The works on her web site recall the soil-based works of D.C. artist Margaret Boozer of Red Dirt Studios in Mount Rainier, Md. Add in the minimalism of a Donald Judd, with a touch of Andy Goldsworthy at times, and you have a fair inkling of what Lehson’s oeuvres looks like.
Unfortunately, the work on view here at the center seems to be atypical of Lehson’s usual fare. Here we see “Terrior,” a 12 x 8-foot grid of low clear plexiglass boxes filled with assorted dirt samples and implanted with tomato seedlings. Artistically speaking, there is a sort of no-man’s land where you’ve got an idea, but haven’t quite brought it home yet. Taken in context, “Terrior” feels like a somewhat experimental transitional piece. Lehson may be working on some new notions of dirt in her head. It’ll be interesting to see where it all takes her in the future. Check out her web site, www.dirt-girl.com, and send her some dirt samples for future endeavors.
Fete des Artes
Northern VA Fine Arts Festival, at the Reston Town Center. The event runs from Saturday, May 16 – Sunday, May 17, from 10 a.m. – 6 p.m.
Over 220 jury selected fine artists and crafts people will be showing and selling their works. For complete details, maps, parking, etc. visit www.restonarts.org/Festival.

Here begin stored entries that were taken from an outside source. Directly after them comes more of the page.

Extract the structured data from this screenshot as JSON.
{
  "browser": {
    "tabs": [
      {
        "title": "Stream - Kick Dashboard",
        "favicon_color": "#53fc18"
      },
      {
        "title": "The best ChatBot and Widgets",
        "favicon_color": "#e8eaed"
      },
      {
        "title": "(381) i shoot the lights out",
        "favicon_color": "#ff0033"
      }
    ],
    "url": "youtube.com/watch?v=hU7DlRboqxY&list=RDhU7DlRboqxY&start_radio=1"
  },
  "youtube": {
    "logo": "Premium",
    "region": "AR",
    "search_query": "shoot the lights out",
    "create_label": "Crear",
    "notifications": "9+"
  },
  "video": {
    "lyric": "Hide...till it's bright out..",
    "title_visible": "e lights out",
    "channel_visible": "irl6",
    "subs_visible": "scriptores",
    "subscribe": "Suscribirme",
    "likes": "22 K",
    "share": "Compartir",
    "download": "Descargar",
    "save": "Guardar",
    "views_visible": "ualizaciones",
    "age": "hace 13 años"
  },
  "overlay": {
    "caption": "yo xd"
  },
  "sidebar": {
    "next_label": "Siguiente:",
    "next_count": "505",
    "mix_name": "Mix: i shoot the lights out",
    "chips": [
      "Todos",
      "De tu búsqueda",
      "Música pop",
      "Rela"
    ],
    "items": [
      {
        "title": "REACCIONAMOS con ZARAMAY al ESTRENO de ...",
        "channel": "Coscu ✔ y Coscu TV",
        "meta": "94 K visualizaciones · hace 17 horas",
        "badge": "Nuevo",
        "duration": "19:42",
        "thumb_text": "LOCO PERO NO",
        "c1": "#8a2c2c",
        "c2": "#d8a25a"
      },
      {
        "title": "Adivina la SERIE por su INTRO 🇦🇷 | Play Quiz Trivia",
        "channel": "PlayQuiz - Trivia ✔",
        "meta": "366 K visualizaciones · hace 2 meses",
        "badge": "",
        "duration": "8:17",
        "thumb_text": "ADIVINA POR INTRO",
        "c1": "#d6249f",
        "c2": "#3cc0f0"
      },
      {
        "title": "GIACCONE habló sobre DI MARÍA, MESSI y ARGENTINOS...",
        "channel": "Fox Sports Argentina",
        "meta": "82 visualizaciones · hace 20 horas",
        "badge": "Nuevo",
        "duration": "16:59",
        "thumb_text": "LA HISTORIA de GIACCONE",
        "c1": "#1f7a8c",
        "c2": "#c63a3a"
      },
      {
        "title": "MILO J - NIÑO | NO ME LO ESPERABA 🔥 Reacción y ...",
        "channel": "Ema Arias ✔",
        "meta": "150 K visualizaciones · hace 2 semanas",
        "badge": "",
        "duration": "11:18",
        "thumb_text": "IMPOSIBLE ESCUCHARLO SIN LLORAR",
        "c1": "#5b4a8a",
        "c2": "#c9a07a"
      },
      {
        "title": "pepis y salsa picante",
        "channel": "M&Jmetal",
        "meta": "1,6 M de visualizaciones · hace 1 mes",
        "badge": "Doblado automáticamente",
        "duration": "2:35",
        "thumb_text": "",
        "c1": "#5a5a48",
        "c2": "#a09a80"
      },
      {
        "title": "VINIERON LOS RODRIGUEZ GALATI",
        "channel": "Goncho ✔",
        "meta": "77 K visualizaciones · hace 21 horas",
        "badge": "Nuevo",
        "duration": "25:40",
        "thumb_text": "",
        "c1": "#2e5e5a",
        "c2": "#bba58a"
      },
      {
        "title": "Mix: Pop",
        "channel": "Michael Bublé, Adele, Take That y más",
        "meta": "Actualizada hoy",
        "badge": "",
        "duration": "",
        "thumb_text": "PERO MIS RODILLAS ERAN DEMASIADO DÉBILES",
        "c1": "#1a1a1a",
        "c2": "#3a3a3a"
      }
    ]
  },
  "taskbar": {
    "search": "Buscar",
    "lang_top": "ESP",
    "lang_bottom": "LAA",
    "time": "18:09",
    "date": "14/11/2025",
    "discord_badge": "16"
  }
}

Mount Rainier and Hyattsville Maryland Arts District Open House. Check out the artists studios in the two building Otis Street complex in Mount Rainier, Red Dirt Studios, Washington Glass School and many others this Saturday, May 16 from noon – 6 p.m. One of the highest concentration of name artists on the DC art scene. Also be sure to catch the artDC space in the old Lustine Chevrolet showroom in Hyattsville.